Travel the Hiking Trails With the Hikepack

iOS: Roads are easy to navigate – just launch Google Maps or Waze, but finding your way through a forest trail usually requires a patchwork quilt of PDFs, paper maps, and apps that only work for one park or system. Hikepack aims to change that.

Hikepack uses data fromOpenStreetMap , which includes routes and often other features like bathrooms and campgrounds. In the app, you start by choosing a park and then you can see what it has to offer. The app knows the total distance and altitude change for each trail and estimates how many calories you will burn by following it.

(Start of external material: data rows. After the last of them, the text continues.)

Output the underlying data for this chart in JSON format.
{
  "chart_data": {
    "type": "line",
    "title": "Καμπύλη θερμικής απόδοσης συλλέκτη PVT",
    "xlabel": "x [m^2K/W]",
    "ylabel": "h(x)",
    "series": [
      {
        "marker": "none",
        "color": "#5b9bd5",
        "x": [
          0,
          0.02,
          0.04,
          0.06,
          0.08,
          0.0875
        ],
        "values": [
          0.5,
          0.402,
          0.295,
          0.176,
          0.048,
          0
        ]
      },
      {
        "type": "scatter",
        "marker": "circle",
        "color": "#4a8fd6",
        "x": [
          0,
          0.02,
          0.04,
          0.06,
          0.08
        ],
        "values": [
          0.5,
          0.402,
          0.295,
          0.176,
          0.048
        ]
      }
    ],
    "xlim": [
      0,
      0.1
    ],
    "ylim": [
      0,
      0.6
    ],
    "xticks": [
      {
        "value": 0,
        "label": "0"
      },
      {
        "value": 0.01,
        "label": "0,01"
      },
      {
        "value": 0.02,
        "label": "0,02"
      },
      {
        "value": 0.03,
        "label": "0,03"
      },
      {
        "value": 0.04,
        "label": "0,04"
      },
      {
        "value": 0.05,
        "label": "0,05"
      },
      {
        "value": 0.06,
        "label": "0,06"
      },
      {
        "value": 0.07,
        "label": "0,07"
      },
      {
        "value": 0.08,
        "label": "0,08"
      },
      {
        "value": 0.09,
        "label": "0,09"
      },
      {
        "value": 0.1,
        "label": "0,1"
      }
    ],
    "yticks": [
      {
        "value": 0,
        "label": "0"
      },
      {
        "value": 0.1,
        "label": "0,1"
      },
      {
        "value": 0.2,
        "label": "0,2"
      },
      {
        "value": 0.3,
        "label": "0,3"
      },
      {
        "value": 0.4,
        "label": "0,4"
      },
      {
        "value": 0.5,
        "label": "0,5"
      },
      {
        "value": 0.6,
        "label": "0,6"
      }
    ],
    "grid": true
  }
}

In the free version of the application, you can view maps; With the Pro Pass (free for the first seven days, then $ 9.99 per year) you can track your location and enjoy some of the power user features:

  • Download maps for offline use
  • Plan your own route and see distance and calories burned
  • Click on a facility (for example, a campsite or a water stop) and click “Take me there.” It automatically plans a route from your location to the object and counts down the distance as you get closer.

I ran through the app yesterday. I know most of the trails in my local park, but finding a new trail for a short time can be difficult as I usually don’t know the exact distance and it is difficult or impossible to measure on the maps I usually use. (Are you going to run two miles or five miles? Compare the scale bar to this squiggly line to find out.) But with the Hikepack, I was quickly able to find a trail I had never tried before, and I knew it was 1.7 miles. (I tracked this with a running app at the same time, and yes, exactly.)

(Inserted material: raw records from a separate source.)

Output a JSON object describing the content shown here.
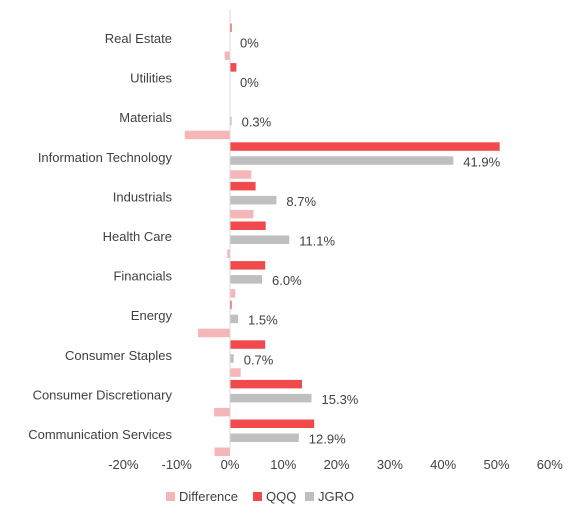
{
  "chart_data": {
    "type": "bar",
    "orientation": "horizontal",
    "categories": [
      "Real Estate",
      "Utilities",
      "Materials",
      "Information Technology",
      "Industrials",
      "Health Care",
      "Financials",
      "Energy",
      "Consumer Staples",
      "Consumer Discretionary",
      "Communication Services"
    ],
    "series": [
      {
        "name": "Difference",
        "color": "#f4b6b7",
        "values": [
          -1.0,
          0.0,
          -8.5,
          4.0,
          4.4,
          -0.5,
          1.0,
          -6.0,
          2.0,
          -3.0,
          -2.9
        ]
      },
      {
        "name": "QQQ",
        "color": "#f04a4c",
        "values": [
          0.3,
          1.2,
          0.1,
          50.6,
          4.8,
          6.7,
          6.6,
          0.3,
          6.6,
          13.5,
          15.8
        ]
      },
      {
        "name": "JGRO",
        "color": "#bfbfbf",
        "values": [
          0.0,
          0.0,
          0.3,
          41.9,
          8.7,
          11.1,
          6.0,
          1.5,
          0.7,
          15.3,
          12.9
        ]
      }
    ],
    "data_labels": [
      "0%",
      "0%",
      "0.3%",
      "41.9%",
      "8.7%",
      "11.1%",
      "6.0%",
      "1.5%",
      "0.7%",
      "15.3%",
      "12.9%"
    ],
    "xlim": [
      -20,
      60
    ],
    "xticks": [
      -20,
      -10,
      0,
      10,
      20,
      30,
      40,
      50,
      60
    ],
    "tick_labels": [
      "-20%",
      "-10%",
      "0%",
      "10%",
      "20%",
      "30%",
      "40%",
      "50%",
      "60%"
    ],
    "grid": false,
    "legend_position": "bottom"
  }
}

Having GPS in the same app as the accurate route map app was a game changer. (Scary really get lost, knowing where you are and where the path, but not being able to accurately associate one with the other.) At one point during yesterday’s race trail forked, and I could not find any trace on any side, but for the application I realized that he had lost his way.

However, you should never rely on a digital desert navigation tool alone . GPS-enabled apps tend to drain power, but what happens if your battery runs out? (Thoughtful touch: The Hikepack notifies you when the battery level drops below 40 percent and suggests ways to save energy.) When on serious hikes or hikes, you should always have a paper map and compass with you, even if only as a spare. As for me, going out for an hour’s run in a local park makes me feel comfortable with the app because I know the park well enough that I am confident that I can find my way home without it.

There are only a few hundred cards in the app so far, but they quickly add them and accept requests. When I told a Hikepack rep that I wanted to try out the app but couldn’t find any maps near me, they quickly added my favorite park, as well as a few more of my state’s most popular parks. You can request new cards directly from the app and they will try to get them within two weeks. For now, they have park maps in the US, UK, Switzerland, Finland and Romania, and they plan to add Italy and Slovenia.